I’m publicly posting my notes for my November conlang, which will be called the November conlang until I have a more appropriate name. Let’s hope that doing this in public will help me actually finish before December 1st.
Easy because materials to listen are readily available. Few people can pronounce strange sounds without hearing it. Even with IPA, intonation, sandhi and other things that make a language sound good are missing from a typical conlang definition. It is easier to borrow the phonotactics.
-Apriori. Outside of phonotactics, the language is apriori.
-500 root words plus derivational mechanisms. The shear number of words makes a conlang hard. 125 is too few (toki pona), 3000 is too many (tlIngan).
- Extensible. Community extension points should be clearly marked. Some word classes are open, others are not. Klingon is open enough, but the root words are too closed and result in weird circumlocutions. Toki pona leaves only proper modifiers open, but the roots are generative enough to keep phrases short, reusable and transparent. Of the 120 2 word phrases you can create with kala, only a few immediately seem to correspond to something in reality. I presume the situation is worse with Klingon, where many base words are hyperspecific, like a kind of knife, a kind of fictional gun (phasers), and not especially generative without a really flexible imagination.
Emphasis on easy, not on primative.
- Subordination makes certain things easy. But they aren’t common in languages of non-modern cultures (including Sumerians, who could write!)
- Primative societies needed to farm, hunt, gather and they needed basic root words for that. We don’t farm, hunt or gather (at least not as much) and we need words for other things before these 2ndary concerns.
Don’t rely too much on universal relationships.
This has to do with phrase building and compound building. For example, sun-circle, if it were a word, covers a lot of ground. We know that sun is the head, and circle is dependent. But beyond that, sun circle could be a day, a year, or any other concept that has the sun a main player on the stage and circle as less important player on the stage. This makes derived phrases opaque. Another example, it is better to have a word or morpheme that means “one who engages in the practice or profession of X” than to have “work + X” related by juxtaposition or some semantically weak particle and just hope that people know that you mean “one who engages in such work as a profession”

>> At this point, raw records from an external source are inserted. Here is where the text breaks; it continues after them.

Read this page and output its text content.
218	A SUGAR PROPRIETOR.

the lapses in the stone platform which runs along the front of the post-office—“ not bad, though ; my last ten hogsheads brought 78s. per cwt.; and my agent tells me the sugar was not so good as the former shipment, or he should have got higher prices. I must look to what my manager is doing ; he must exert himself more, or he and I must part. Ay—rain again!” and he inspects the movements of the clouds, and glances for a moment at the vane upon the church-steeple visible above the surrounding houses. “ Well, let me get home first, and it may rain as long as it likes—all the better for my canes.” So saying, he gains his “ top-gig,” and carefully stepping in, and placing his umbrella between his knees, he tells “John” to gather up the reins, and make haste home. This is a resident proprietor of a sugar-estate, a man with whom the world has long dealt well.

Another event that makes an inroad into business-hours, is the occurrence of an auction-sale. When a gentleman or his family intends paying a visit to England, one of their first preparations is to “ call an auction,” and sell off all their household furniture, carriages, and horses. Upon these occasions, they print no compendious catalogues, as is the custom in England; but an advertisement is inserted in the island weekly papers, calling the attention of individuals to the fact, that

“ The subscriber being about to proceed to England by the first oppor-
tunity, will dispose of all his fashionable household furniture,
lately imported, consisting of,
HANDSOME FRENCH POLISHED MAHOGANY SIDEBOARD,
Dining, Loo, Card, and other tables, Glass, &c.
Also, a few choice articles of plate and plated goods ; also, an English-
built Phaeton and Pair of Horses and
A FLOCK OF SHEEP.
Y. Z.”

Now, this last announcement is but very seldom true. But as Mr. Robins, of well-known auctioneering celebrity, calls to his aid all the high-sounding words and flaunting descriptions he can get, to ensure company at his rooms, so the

Strict Bounds on using negation as a word building device.
Un-, non- works best when there are polar opposites. It works worst when there are multiple qualities, a plausible complement meaning or is just too clever– e.g. maltrinki (undrinking, pissing, which doesn’t even make sense, since reversing the process of drinking is probably puking).
Interesting metaphysical obsessions. Interesting distinctions.
Time, degrees of completion, number of people are all interesting, but there are so many other interesting metaphysical obsessions. Edibility, movability, etc.
Certainly not in the sense of the conculture that might be used in a novel. I’m not a novel writer and have no interest in writing a fictional ethnographic report. Concultures are time sinks and make it more difficult to learn a language as one has to come to terms with what to do with the conculture (ignore it? role play it? write fiction that draws upon it? assimilate with it and live as if you really were a Wookie?)